From my bearish perspective, the marketplace has been disregarding some important developments. For starters, despite the massive $4 trillion increase in government liabilities in just nine quarters, an extended period of near zero interest rates, and unprecedented Federal Reserve quantitative easing, the unemployment rate will end the year near 9.8%. And despite extremely low mortgage yields, our nation's housing market is barely treading water. Developments - or lack of them - in the real economy are disconcerting and supportive of the secular bear thesis.
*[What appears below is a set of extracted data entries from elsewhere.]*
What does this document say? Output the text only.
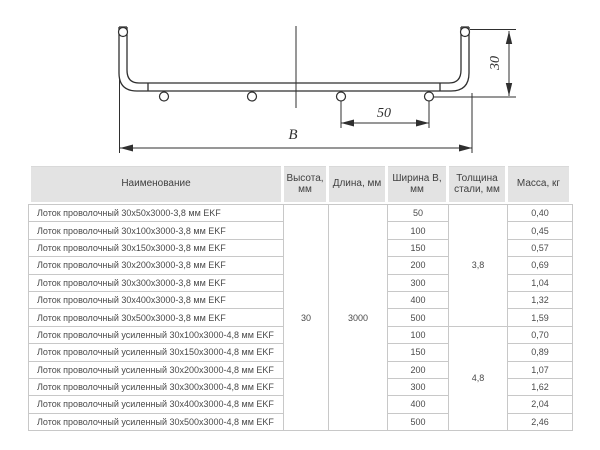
B
50
30
Наименование	Высота, мм	Длина, мм	Ширина В, мм	Толщина стали, мм	Масса, кг
Лоток проволочный 30х50х3000-3,8 мм EKF	30	3000	50	3,8	0,40
Лоток проволочный 30х100х3000-3,8 мм EKF			100		0,45
Лоток проволочный 30х150х3000-3,8 мм EKF			150		0,57
Лоток проволочный 30х200х3000-3,8 мм EKF			200		0,69
Лоток проволочный 30х300х3000-3,8 мм EKF			300		1,04
Лоток проволочный 30х400х3000-3,8 мм EKF			400		1,32
Лоток проволочный 30х500х3000-3,8 мм EKF			500		1,59
Лоток проволочный усиленный 30х100х3000-4,8 мм EKF			100	4,8	0,70
Лоток проволочный усиленный 30х150х3000-4,8 мм EKF			150		0,89
Лоток проволочный усиленный 30х200х3000-4,8 мм EKF			200		1,07
Лоток проволочный усиленный 30х300х3000-4,8 мм EKF			300		1,62
Лоток проволочный усиленный 30х400х3000-4,8 мм EKF			400		2,04
Лоток проволочный усиленный 30х500х3000-4,8 мм EKF			500		2,46
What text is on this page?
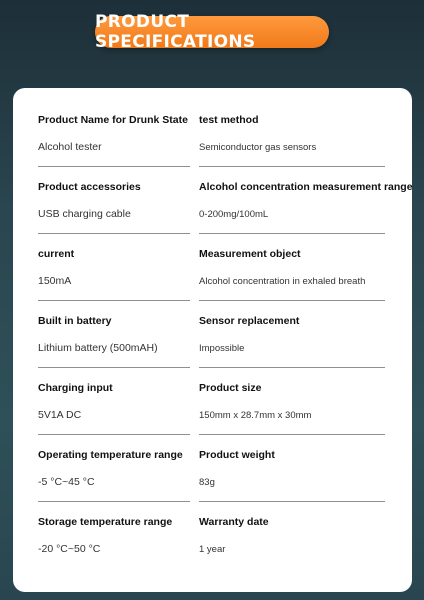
PRODUCT SPECIFICATIONS
Product Name for Drunk State
Alcohol tester
test method
Semiconductor gas sensors
Product accessories
USB charging cable
Alcohol concentration measurement range
0-200mg/100mL
current
150mA
Measurement object
Alcohol concentration in exhaled breath
Built in battery
Lithium battery (500mAH)
Sensor replacement
Impossible
Charging input
5V1A DC
Product size
150mm x 28.7mm x 30mm
Operating temperature range
-5 °C~45 °C
Product weight
83g
Storage temperature range
-20 °C~50 °C
Warranty date
1 year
There is also the important issue of rising global yields. Moreover, the debt markets have become increasingly discriminating. A few months back - in the heat of the euphoric "endless liquidity for everybody forever" backdrop - the markets were content to readily finance just about any borrower. More recently, in somewhat of a return to sobriety, the marketplace has looked increasingly askance at borrowers such as Ireland, Spain and US municipalities. This is a serious development for the global government finance bubble - but perhaps not as serious in the short-term.
The US financial system these days is being completely dominated by the expansion of federal borrowings. This creates different financial and economic dynamics than we're used to analyzing. In contrast to when mortgage credit was playing a predominate role during that bubble period, a rise in market yields today will have virtually no near-term impact on the quantity of (government) credit being issued. And especially with the extension of Bush era tax cuts along with additional stimulus measures, the speculative US stock market has taken great comfort from the seeming sustainability of the tepid (government-dominated) US economic recovery.
I have written that policymakers were more than content in 2010 to kick the can down the road. In fact, it was a year where policymaking became completely unbounded. The 26% gain in the small cap Russell 2000 and 26% advance in the S&P400 Mid-Cap index support our contention that bubble dynamics more than persevered through year 2010.
The Bernanke Fed certainly ensured that financial speculation gained at the expense of savers. And the municipal debt market now confronts the dilemma resulting from bubble-related risk distortions, misperceptions and investor disappointment - and a problematic flow reversal out of the sector. Was year-end dollar weakness a harbinger of things to come?